Effective Strategies for Root Cause Analysis to Minimize OSHA Rapid Response Investigation Risks

Safety.BLR.com

Valerie Butera, a Member of the Firm in the Labor and Employment practice, in the firm’s Washington, DC, office, authored an article for Safety.BLR.com titled “Effective Strategies for Root Cause Analysis to Minimize OSHA Rapid Response Investigation Risks.”

Following is an excerpt:

Around 40 percent of the newly filed reports have prompted OSHA inspections. Another 46 percent have resulted in what the agency refers to as a “rapid response investigation.” In a rapid response investigation, OSHA contacts the reporting employer and instructs the employer to investigate the root cause of the incident, determine how to prevent similar incidents from happening in the future, and report these findings back to OSHA in about a week.

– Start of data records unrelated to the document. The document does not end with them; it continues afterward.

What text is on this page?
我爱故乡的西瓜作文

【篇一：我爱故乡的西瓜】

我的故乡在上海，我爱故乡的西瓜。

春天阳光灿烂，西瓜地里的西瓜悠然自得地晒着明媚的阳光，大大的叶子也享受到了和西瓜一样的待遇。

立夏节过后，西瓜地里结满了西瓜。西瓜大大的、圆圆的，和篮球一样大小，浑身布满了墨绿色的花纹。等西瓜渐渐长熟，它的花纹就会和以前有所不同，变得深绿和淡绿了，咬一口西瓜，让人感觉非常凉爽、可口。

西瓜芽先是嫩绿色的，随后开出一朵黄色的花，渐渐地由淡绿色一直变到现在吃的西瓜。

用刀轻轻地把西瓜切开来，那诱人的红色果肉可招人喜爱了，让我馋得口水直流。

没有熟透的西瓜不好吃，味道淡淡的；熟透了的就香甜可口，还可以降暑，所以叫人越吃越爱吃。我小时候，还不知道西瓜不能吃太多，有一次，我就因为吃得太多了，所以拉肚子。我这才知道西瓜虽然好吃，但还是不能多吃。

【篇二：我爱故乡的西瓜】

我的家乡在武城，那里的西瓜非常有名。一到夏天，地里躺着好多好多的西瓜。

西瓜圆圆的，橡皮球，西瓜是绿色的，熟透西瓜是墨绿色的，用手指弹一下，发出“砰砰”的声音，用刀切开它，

When OSHA is dissatisfied with an employer’s response—such as reports that merely blame the victim—it will proceed to conduct its own inspection of the incident. An important related issue has not yet been resolved by the agency—that is, whether statements made in the investigation report that will result from the employer’s root cause analysis will be used as admissions by OSHA in the event of an enforcement action. Accordingly, now more than ever, it is vital for employers to understand how to conduct an effective root cause analysis and produce an effective investigation report that will help them prevent similar incidents from taking place in the future.